In der Abwehr haben wir keinen Zugriff mehr bekommen und im Angriff viele Situationen nicht clever genug gelöst, uns zu viel in Zweikämpfe verstricken lassen. Das müssen wir einfach klüger lösen. Das ist uns nicht gelungen. Deswegen sind die beiden Punkte zu Recht in Wilhelmshaven geblieben.“
Wilhelmshavener HV – HSC Coburg 29:27 (13:16)
Wilhelmshavener HV: Dennis Doden, Angelo Grunz, Frederick Lüpke; Rutger ten Velde (3), Sebastian Maas, Fabrice Lehmann, Miladin Kozlina, Duncan Postel (3), Kuno Schauer, Evgeny Vorontsov (4/2), Janik Köhler, Bartosz Konitz (5), Matej Kozul (1), Tobias Schwolow (5), Rene Drechsler (8), Yannick-Marcos Pust. – Trainer: Christian Köhrmann.
HSC 2000 Coburg: Jan Kulhanek, Konstantin Poltrum; Markus Hagelin, Maximilian Jaeger (2), Lukas Wucherpfennig, Felix Spross (2),Dominic Kelm, Sebastian Weber, Anton Prakapenia (10), Florian Billek (6/2), Jakob Knauer (6), Pontus Zettermann, Tobias Varvne (1), Patrick Weber. – Trainer: Jan Gorr.

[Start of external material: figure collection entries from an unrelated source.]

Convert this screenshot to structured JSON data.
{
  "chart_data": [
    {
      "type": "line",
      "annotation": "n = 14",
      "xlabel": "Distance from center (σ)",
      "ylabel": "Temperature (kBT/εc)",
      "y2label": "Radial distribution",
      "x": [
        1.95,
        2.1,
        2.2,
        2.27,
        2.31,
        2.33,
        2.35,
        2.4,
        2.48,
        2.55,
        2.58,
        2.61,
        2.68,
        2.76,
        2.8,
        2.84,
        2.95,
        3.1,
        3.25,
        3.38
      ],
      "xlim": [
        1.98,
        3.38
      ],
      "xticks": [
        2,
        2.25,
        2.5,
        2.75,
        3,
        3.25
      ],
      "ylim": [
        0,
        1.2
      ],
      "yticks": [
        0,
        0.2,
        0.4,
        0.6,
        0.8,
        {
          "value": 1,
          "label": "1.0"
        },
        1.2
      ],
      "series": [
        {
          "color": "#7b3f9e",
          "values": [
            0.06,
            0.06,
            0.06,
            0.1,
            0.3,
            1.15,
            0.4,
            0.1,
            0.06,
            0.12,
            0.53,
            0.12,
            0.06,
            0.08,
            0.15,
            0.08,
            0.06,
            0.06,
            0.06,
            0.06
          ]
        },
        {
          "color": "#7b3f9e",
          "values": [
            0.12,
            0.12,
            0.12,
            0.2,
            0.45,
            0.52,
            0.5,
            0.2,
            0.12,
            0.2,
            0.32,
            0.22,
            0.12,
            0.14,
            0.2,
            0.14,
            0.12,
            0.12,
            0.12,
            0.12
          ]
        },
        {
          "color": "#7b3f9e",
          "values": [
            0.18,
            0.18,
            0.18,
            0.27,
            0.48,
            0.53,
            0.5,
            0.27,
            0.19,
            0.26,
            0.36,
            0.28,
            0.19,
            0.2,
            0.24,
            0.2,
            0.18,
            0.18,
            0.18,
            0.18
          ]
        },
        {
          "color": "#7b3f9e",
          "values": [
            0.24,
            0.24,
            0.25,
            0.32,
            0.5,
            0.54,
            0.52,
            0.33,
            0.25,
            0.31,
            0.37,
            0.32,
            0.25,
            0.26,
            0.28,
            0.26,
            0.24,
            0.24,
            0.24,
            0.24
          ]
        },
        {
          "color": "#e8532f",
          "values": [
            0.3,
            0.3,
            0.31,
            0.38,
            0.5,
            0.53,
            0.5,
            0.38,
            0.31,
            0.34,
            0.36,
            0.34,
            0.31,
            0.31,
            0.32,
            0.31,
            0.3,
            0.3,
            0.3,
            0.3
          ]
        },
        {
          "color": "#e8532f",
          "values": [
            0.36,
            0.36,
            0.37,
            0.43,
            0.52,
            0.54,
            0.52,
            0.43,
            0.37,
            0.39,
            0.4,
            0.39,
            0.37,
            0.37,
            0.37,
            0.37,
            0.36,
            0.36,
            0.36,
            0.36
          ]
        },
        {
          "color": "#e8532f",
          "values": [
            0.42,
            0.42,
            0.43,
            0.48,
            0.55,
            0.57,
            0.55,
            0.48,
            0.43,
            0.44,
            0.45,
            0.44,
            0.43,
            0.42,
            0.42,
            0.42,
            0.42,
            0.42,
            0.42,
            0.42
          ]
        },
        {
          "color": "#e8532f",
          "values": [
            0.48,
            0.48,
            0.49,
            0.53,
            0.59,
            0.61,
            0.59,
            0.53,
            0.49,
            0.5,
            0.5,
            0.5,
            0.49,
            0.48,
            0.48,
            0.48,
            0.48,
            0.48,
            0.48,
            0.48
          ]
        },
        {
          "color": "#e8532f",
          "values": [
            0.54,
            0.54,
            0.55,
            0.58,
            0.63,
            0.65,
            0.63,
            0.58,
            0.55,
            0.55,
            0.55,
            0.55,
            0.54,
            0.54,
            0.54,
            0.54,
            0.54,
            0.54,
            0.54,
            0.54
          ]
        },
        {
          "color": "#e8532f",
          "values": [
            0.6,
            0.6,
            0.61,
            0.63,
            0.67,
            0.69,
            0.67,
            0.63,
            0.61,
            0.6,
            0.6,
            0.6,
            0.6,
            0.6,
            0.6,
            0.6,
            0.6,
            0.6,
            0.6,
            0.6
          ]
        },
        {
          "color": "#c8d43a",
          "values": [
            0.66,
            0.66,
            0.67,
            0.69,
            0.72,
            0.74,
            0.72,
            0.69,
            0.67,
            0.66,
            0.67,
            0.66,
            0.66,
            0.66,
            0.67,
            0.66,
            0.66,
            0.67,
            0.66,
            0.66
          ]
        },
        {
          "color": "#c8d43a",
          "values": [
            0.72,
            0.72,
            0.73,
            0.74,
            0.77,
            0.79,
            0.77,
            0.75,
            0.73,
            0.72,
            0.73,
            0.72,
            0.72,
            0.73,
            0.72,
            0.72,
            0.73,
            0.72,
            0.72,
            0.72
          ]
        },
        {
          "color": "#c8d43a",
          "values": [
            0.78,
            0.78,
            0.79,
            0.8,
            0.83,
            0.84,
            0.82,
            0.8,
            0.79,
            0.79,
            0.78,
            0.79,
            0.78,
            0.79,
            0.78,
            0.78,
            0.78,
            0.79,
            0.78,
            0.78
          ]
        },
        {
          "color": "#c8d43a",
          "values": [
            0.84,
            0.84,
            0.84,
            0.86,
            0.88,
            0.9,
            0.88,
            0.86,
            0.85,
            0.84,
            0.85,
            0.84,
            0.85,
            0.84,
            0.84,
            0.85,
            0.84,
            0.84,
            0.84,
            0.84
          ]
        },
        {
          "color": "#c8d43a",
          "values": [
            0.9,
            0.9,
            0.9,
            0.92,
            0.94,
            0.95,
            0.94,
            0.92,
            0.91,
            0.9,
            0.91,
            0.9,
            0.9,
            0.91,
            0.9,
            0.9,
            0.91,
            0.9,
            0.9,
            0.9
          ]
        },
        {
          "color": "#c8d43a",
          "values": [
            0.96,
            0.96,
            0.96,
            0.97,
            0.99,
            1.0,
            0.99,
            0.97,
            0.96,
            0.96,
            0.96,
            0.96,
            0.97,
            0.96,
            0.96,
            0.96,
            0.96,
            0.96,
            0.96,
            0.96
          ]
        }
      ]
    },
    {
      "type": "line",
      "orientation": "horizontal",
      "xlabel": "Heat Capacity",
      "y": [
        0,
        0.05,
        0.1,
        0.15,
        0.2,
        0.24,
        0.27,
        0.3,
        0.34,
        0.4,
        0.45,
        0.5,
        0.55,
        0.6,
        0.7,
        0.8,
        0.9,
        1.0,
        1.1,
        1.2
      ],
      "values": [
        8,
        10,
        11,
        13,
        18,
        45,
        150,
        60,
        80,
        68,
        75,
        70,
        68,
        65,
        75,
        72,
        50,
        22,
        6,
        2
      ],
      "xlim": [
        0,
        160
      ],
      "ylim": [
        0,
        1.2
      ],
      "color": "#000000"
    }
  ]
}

SR:Jan Krüger / Björn Schmidt.
Spielfilm: 3:0 (4.), 3:1 (5.), 6:1 (7.), 6:3 (9.), 7:3 (10.), 7:5 (13.), 8:5 (15.), 8:8 (17.), 10:10 (20.), 11:12 (24.), 11:13 (25.), 12:16 (30.), 13:16 – 13:17 (31.), 16:18 (35.), 18:19 (37.), 20:21 (41.), 22:23 (45.), 23:25 (48.), 24:26 (52.), 28:26 (58.), 29:27.
Zuschauer: 1002.
Siebenmeter: 2/2 – 2/3 (Billek scheitert an Grunz).
Strafminuten: 8 (Schwolow, Konitz, Kozul, Postel) – 10 (Varvne, Prakapenia 4, Hagelin 4).
Beste Spieler: Drechsler, Konitz – Knauer, Prakapenia.